Lans I looked for you on facebook today.  Your profile has been removed. . probably due to inactivity.  It may seem silly, but I loved having the digital you still active and alive - I loved looking at your pictures and seeing notes from those who loved you and miss you as much as I do.
I so rare I have to put this kiddo in time out these days. . .and it's a good thing, because this sad defeated face near killed me.  Heart breaker.

Sunday, May 6, 2012



Lans your little man will run to my piano as soon as he gets to my house.  He loves making music!!  And when he gets tired of playing the piano he starts climbing it.  Look how big those hands are!!  He is such a big cute boy!!!

Thursday, May 3, 2012

New home!!

Lans we were so determined to get you better- you and Ben wouldn't even entertain thoughts that you would be leaving.  So when you passed away those questions we weren't willing or able to ask finally surfaced.  Life insurance?  Keeping the store open?  Is their social security? Does Ben get to keep the house as it was in your name?  Etc.  

As those answers came and they were better than expected Ben said in disbelief, "I did everything I could to try to build a future for Lana in case something happened to me.  And now she is gone, and in her short life she is the one who continues taking care of me."  

There was a little more life insurance than expected, he does get some social security - he will be able to be there for your boys...because of you.    And as you know Ben will make the most with it.  

Your house is in probate and Ben continues to live there and loves it because you were there, but he was able to close on a home yesterday which he will rent out (and move into if needs be) and it will hopefully generate extra income for he and the boys.  

And the store continues to be more and more profitable.  Ben was so happy yesterday after the home closing and a great promotion at the store.  It was the first time I has seen him this happy in a very, very long time.   

It feels good to know that your efforts and sacrifices with the store and your heavy work schedule were not in vain.  Your influence is still felt and appreciated every day.   So if know someone that wants to rent a great - 4 bedroom plus den home, Ben's got one!!!  Rach and Bryan are coming next week to help gut this cutie- it is in much need of a little paint and tlc.  

Mr.
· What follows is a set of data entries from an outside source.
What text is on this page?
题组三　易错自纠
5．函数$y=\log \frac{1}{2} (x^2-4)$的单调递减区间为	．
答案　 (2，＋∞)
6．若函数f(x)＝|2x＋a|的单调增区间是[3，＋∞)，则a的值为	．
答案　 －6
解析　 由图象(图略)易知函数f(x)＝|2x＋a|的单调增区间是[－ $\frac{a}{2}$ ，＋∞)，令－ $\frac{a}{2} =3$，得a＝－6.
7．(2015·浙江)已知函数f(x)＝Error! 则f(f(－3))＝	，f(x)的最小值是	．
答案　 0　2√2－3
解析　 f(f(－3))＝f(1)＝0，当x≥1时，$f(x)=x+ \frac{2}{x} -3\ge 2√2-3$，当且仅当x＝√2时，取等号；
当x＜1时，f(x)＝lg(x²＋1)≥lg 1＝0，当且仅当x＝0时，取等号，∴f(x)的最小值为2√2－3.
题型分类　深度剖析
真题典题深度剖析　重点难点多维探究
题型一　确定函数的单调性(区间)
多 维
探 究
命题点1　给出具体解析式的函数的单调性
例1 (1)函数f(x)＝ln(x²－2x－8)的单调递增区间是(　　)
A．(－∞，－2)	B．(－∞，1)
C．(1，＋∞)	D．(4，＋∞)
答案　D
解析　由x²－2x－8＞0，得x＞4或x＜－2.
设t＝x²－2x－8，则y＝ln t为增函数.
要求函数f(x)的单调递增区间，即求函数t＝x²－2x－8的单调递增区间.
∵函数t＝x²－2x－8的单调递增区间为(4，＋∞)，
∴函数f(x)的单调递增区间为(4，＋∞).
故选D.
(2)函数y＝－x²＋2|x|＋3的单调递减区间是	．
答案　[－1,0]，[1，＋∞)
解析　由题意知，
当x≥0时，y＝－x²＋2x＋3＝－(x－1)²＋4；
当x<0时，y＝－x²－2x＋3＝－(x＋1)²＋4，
Ma-who.

Oh Lans, I am so grateful for you.  This week has brought so many good things for your little family.  And it is mostly due to your hard work and love.   

These sweet boys are growing sweeter by the moment.  When you passed away and a little before Matthew was just struggling. . . biting, fits, crying, hitting, etc.  At one point I had suggested to Ben that he should try my gym for a little daddy time.  While Ben was touring the place, Matthew bit two or three kids and was suspended from the gym for two weeks.  Ugg. . talk about your all time back fire. Ben looked so defeated and overwhelmed as he tried his hand at single parenting.   

I think a lot of it was Matthews age, maybe it was that life for a while was so unpredictable when you were sick. . maybe he understood more about your death than we thought.  

Regardless, those days are gone.  This little angel has turned into the most magnificent little man!!  He is mild and helpful and tender.  He listens and he loves.  He is an absolute delight.  Ben went from worrying to bursting with pride.  Andrew is just as perfect and chewable as you probably remember - he's into things, capable and curious of making mischief but soooo, soooo sweet.  



 My older kids yelled from the back yard, "MOM, QUICK! LOOK AT ANDREW!"  I sprinted our of fear he was on the edge of the patio table dancing again, but what I found was this cute little lounger.  They were yelling with urgency because they didn't want me to miss how adorable he was!